De regering heeft de aanpak van radicalisering in de gevangenissen tot een prioriteit gemaakt. De aanslagen in Parijs in december 2014, de aanslag in het Joods museum in Brussel eerder dat jaar, de geplande terreuracties die begin januari 2015 in Verviers konden worden verijdeld en de aanslagen in Kopenhagen, illustreren het belang van een doortastende aanpak van radicalisering en terrorisme. De noodzaak van een aangepast detentiebeleid maakt hier integraal deel van uit.
Gevangenissen als potentiële voedingsbodem voor radicalisering en rekrutering zijn zeker geen nieuw gegeven.
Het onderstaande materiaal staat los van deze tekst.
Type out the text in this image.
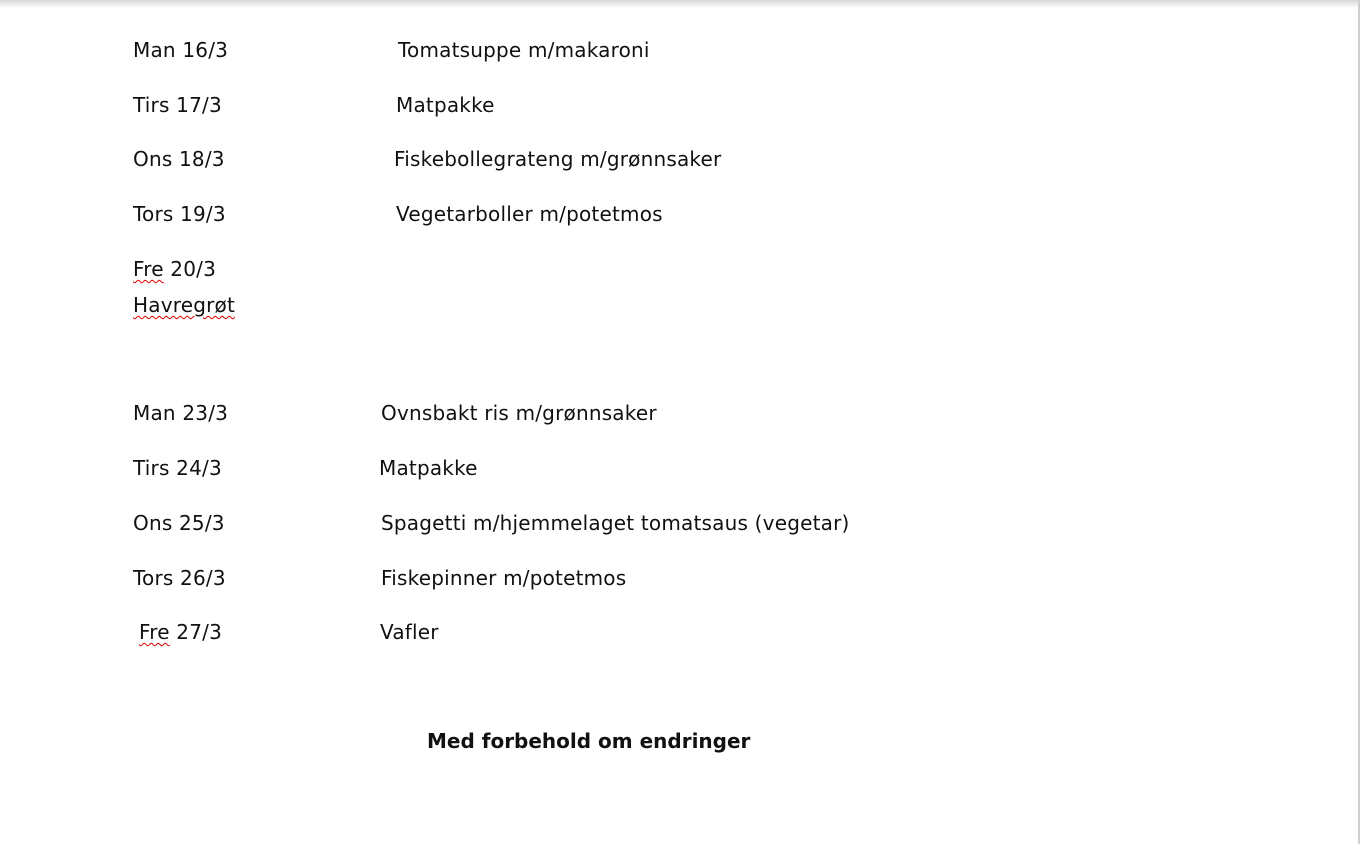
Man 16/3	Tomatsuppe m/makaroni
Tirs 17/3	Matpakke
Ons 18/3	Fiskebollegrateng m/grønnsaker
Tors 19/3	Vegetarboller m/potetmos
Fre 20/3
Havregrøt
Man 23/3	Ovnsbakt ris m/grønnsaker
Tirs 24/3	Matpakke
Ons 25/3	Spagetti m/hjemmelaget tomatsaus (vegetar)
Tors 26/3	Fiskepinner m/potetmos
Fre 27/3	Vafler
Med forbehold om endringer
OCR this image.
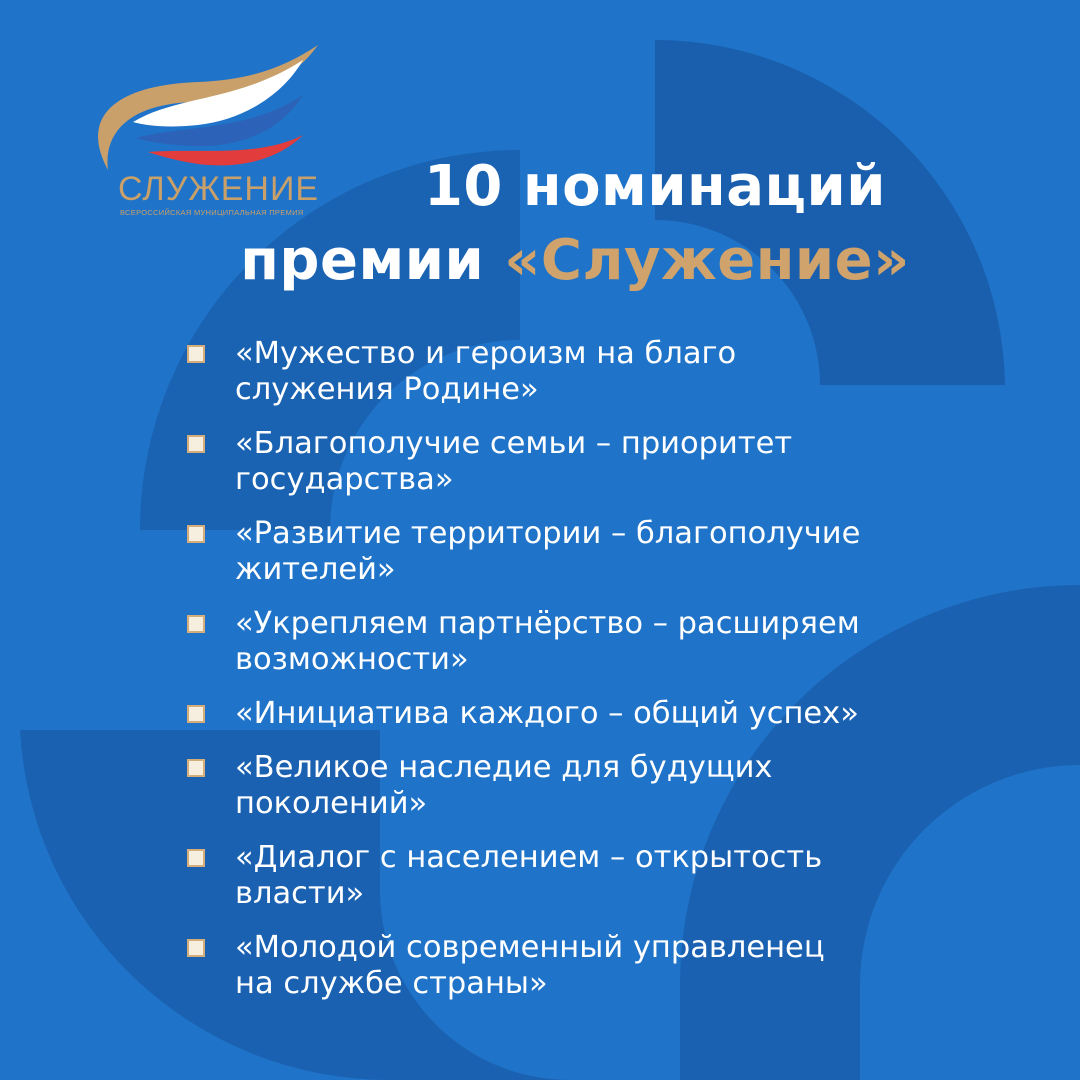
СЛУЖЕНИЕ
ВСЕРОССИЙСКАЯ МУНИЦИПАЛЬНАЯ ПРЕМИЯ	10 номинаций
премии «Служение»
«Мужество и героизм на благо
служения Родине»
«Благополучие семьи – приоритет
государства»
«Развитие территории – благополучие
жителей»
«Укрепляем партнёрство – расширяем
возможности»
«Инициатива каждого – общий успех»
«Великое наследие для будущих
поколений»
«Диалог с населением – открытость
власти»
«Молодой современный управленец
на службе страны»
Het gaat zowel om ideologisch en religieus geïnspireerde groeperingen die via gedetineerden hun netwerk proberen uit te bouwen in de gevangenissen. Vandaag is de verpakking in belangrijke mate van religieuze aard en wordt religie misbruikt om geweld te verrechtvaardigen.
Gedetineerden vormen een bijzondere kwetsbare groep voor radicalisering die verdere aandacht en opvolging verdient. Potentiële rekruten zijn vaak voor kleinere misdrijven opgesloten, maar door gevoelens van frustratie tegenover de samenleving, groepsdruk, de afsluiting van de "normale" samenleving, een zoektocht naar religieus of ideologisch geïnspireerde zingeving en/of het verlangen om tot een groep te behoren, zijn ze extra vatbaar voor een radicaal gedachtengoed dat zich afzet tegen de fundamentele waarden en grondrechten eigen aan onze samenleving.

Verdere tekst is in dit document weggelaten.